I want first to be the first element in a linked list so how do I define an addElement to it that utilizes first? Right now when I call first I am getting an unrecognized error.

Here is where I get the error inside my linked list file after the main

void addLL(int data){
    if (head.data = 0)

I get the error at the if line, head is not recognized.

Right. You get that error because the variable head is only visible from inside main. There are two ways around this:

1. You can declare head as a global variable, outside of any functions; or
2. You can pass head to any functions that need it as a pointer

Let's see how these options work:

Using a global variable

#include <stdio.h>
#include <stdlib.h>
#include "nodeTest.h"

/* Declare a global variable. The initialization to NULL is redundant
 * since global variables are automatically initialized to zero. But
 * let's be thorough.
 */

struct nodeTest* head = NULL;

int main(void) {
   head = malloc(sizeof(struct nodeTest));
   /* check if head is NULL here. Just in case. */
   head->data = 0;

   addLL(1);

   return 0;
}

/* other functions here */
void addLL(int data) {
   /* since we allocate head in main it should never be NULL and
    * if it is, something is wrong. So assert.
    */
   assert(head != NULL);

   /* Notice: in your original code you had: if (first.data = 0)
    * which is wrong. First of all, there's no variable named first
    * declared anywhere. If you meant head, that should have been
    * head->first since head is a pointer. And lastly, first.data = 0
    * would set first.data to 0, instead of comparing it for equivalency, 
    * and would then cause the if to never execute because the compiler
    * would first set first.data to zero, then check first.data, and never
    * enter the loop since it was zero.
    */
   if (head->data == 0)
   {
      printf("No head");
      return;
   }

   /* other code here */
}

This version is easy and requires minimal changes. A benefit is that functions that need to modify head can easily do it.

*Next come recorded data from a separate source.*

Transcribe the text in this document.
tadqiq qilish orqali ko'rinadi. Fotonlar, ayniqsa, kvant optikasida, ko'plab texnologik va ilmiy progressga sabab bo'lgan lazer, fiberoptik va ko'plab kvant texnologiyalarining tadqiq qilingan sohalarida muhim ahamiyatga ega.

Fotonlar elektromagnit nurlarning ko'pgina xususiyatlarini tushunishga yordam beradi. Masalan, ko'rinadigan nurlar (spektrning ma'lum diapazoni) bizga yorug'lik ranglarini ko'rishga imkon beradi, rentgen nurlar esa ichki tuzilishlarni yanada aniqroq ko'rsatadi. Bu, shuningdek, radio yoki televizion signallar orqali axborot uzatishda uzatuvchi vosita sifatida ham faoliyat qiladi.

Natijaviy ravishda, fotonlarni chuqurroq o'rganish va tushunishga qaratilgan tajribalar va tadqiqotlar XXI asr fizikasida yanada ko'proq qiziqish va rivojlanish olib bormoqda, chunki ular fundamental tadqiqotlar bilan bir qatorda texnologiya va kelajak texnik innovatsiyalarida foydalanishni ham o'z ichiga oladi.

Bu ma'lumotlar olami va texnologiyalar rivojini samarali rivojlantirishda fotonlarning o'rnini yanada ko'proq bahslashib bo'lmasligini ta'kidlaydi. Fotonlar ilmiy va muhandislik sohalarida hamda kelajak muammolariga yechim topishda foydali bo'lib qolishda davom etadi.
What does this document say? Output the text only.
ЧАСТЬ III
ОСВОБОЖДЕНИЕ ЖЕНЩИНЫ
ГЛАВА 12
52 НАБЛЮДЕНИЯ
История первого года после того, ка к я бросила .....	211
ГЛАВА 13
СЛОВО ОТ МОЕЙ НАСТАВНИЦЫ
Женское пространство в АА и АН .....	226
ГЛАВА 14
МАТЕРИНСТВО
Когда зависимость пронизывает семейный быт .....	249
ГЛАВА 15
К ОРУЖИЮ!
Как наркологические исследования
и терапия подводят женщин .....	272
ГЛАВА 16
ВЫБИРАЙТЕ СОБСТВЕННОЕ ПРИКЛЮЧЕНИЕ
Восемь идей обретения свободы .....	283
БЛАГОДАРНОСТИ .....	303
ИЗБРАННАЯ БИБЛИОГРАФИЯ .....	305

It does require, in non-trivial programs, a lot of global variables though, which is considered bad programming practice and ought to be avoided if possible.

Passing head as a pointer

#include <stdio.h>
#include <stdlib.h>
#include "nodeTest.h"

int main(void) {
   struct nodeTest* head = malloc(sizeof(struct nodeTest));
   /* check if head is NULL here. Just in case. */
   head->data = 0;

   /* we call addLL, passing the head that we just allocated
    * to it.
    */
   addLL(1, head);
   return 0;
}

void addLL(int data, struct nodeTest *head) {
   if (head == NULL) || (head->data == 0))
   {
      printf("No head");
      return;
   }

   /* other code here */
}

This method requires that we pass head into every function that can need it. This complicates the function interface slightly but allows us more flexibility because we don't need to have many global variables for the many lists we'll have in our program.

But there is another problem. If any of those functions needs to modify the head pointer (for example, let's say you're deleting the first element in a list) then you have an issue. The pointer (which is distinct from the thing pointed to) is local to the function so any changes made to it will be invisible outside the function.

There are two ways to get around this issue:

1. Every function that accepts head as a parameter and may need to change it would have to return a pointer to the new head. This works but it can be cumbersome to implement and very prone to error.
2. Every function that accepts head as a parameter and may need to change it would accept a double pointer: a pointer to a pointer to the head. This works well but complicates things and may catch some novice programmers off-guard. It's also a bit prone to error but not as much as the previous option.

I hope that this answers your question, explains why you can't do what you did and the workarounds that exist.

Issue 0: understanding of linked lists and C

There is tons of material on that. Check out for instance these slides from a lecture on data structures.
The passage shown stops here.